Learning new tasks is also a well-known way to maintain cognitive health. According to the National Institutes of Health (NIH), “by increasing the complexity of the environment, these activities may increase cognitive reserve. In general, there appears to be support for a positive association between cognitive activity and cognitive functioning in late life.” By this standard, I now have a huge reserve of smartness awaiting me in old age. Want to know why? (there is only one right answer)
For my birthday I asked for a DSLR camera as I want to take better photos for the blog. I have never used anything but a point-and-shoot, nor have I ever had a photo class. And I have zero artistic sense. But right after receiving the Canon Rebel T3 I signed up for a photography class at our local community college. A week late. So I had some catching up to do. Which meant this:
* Get home Saturday night from the convention, leaving one day to prep for the Monday class
* Read the camera manual (which turned out to be totally different from “understand the manual”)

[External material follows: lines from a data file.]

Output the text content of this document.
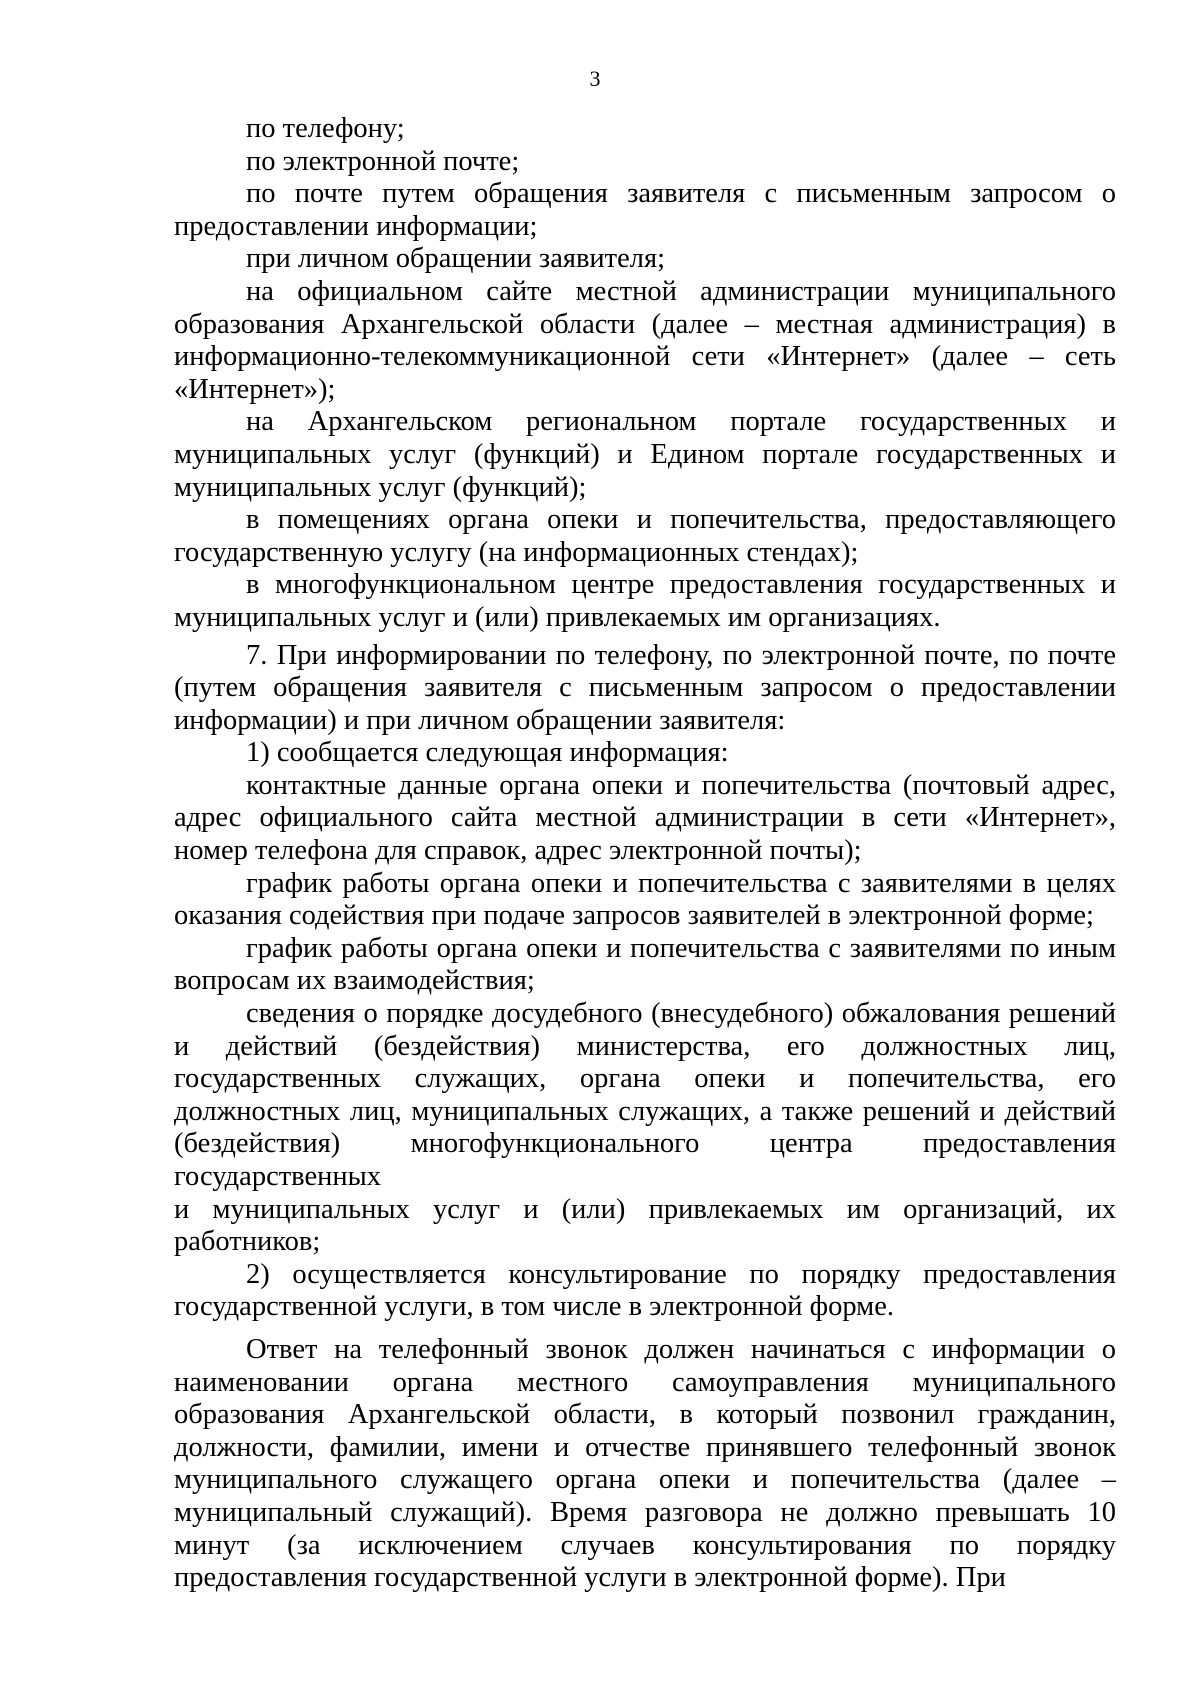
3

по телефону;

по электронной почте;

по почте путем обращения заявителя с письменным запросом о предоставлении информации;

при личном обращении заявителя;

на официальном сайте местной администрации муниципального образования Архангельской области (далее – местная администрация) в информационно-телекоммуникационной сети «Интернет» (далее – сеть «Интернет»);

на Архангельском региональном портале государственных и муниципальных услуг (функций) и Едином портале государственных и муниципальных услуг (функций);

в помещениях органа опеки и попечительства, предоставляющего государственную услугу (на информационных стендах);

в многофункциональном центре предоставления государственных и муниципальных услуг и (или) привлекаемых им организациях.

7. При информировании по телефону, по электронной почте, по почте (путем обращения заявителя с письменным запросом о предоставлении информации) и при личном обращении заявителя:

1) сообщается следующая информация:

контактные данные органа опеки и попечительства (почтовый адрес, адрес официального сайта местной администрации в сети «Интернет», номер телефона для справок, адрес электронной почты);

график работы органа опеки и попечительства с заявителями в целях оказания содействия при подаче запросов заявителей в электронной форме;

график работы органа опеки и попечительства с заявителями по иным вопросам их взаимодействия;

сведения о порядке досудебного (внесудебного) обжалования решений и действий (бездействия) министерства, его должностных лиц, государственных служащих, органа опеки и попечительства, его должностных лиц, муниципальных служащих, а также решений и действий (бездействия) многофункционального центра предоставления государственных

и муниципальных услуг и (или) привлекаемых им организаций, их работников;

2) осуществляется консультирование по порядку предоставления государственной услуги, в том числе в электронной форме.

Ответ на телефонный звонок должен начинаться с информации о наименовании органа местного самоуправления муниципального образования Архангельской области, в который позвонил гражданин, должности, фамилии, имени и отчестве принявшего телефонный звонок муниципального служащего органа опеки и попечительства (далее – муниципальный служащий). Время разговора не должно превышать 10 минут (за исключением случаев консультирования по порядку предоставления государственной услуги в электронной форме). При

* Learn the computerized college system for finding, reading, and downloading info
* Download the Adobe Lightroom program/ app
* Watch tutorial videos on how to use Lightroom and the Canon
* Search Google repeatedly for help, as I got stuck a lot
* Figure out how to use the camera (I had to get 2 other people involved for a few places where I got stuck, when even Google was too advanced in its explanations)
* Take photos
* Take a self-portrait (which meant learning to use my tripod and the camera timer)
* Upload photos from my camera to the computer, then to the photo app
* Follow the professor’s instructions for labeling and sending the selected portrait to her
* Send the photo in by the deadline (and do the assigned reading, which assumed I already did all the above)
That is a lot of f***ing steps. I would have quit if I hadn’t signed up (and paid) for the class, as it was overwhelming to have so much to learn in just one day. But I know that about myself, which is why I signed up for an in-person class instead of just buying an online tutorial that I’d never actually get around to. I felt exhausted after spending most of the day just trying to get up to the baseline required just to take, save, and send a photo. I also felt smarter. Because I did it.
Which brings me back to the RealPad. I now remember how daunting it can be to learn computer skills. Actually, I tried to quit setting up my Twitter account in 2010, but a friend wouldn’t let me. She held my hand (telephonically) until I figured it out. So if you’re intimidated by the computer (or know someone who is, as you obviously know how to read this blog post online), the RealPad could be a very happy solution, as it truly is ready to use right out of the box. You can learn about it by clicking on this ———–> link.
After feeling incompetent and frustrated for much of the day, I actually ended the day feeling quite proud and smart. And tired. My brain needs a nap. The rest of me needs to move after sitting at the computer for too long. So this post is now over.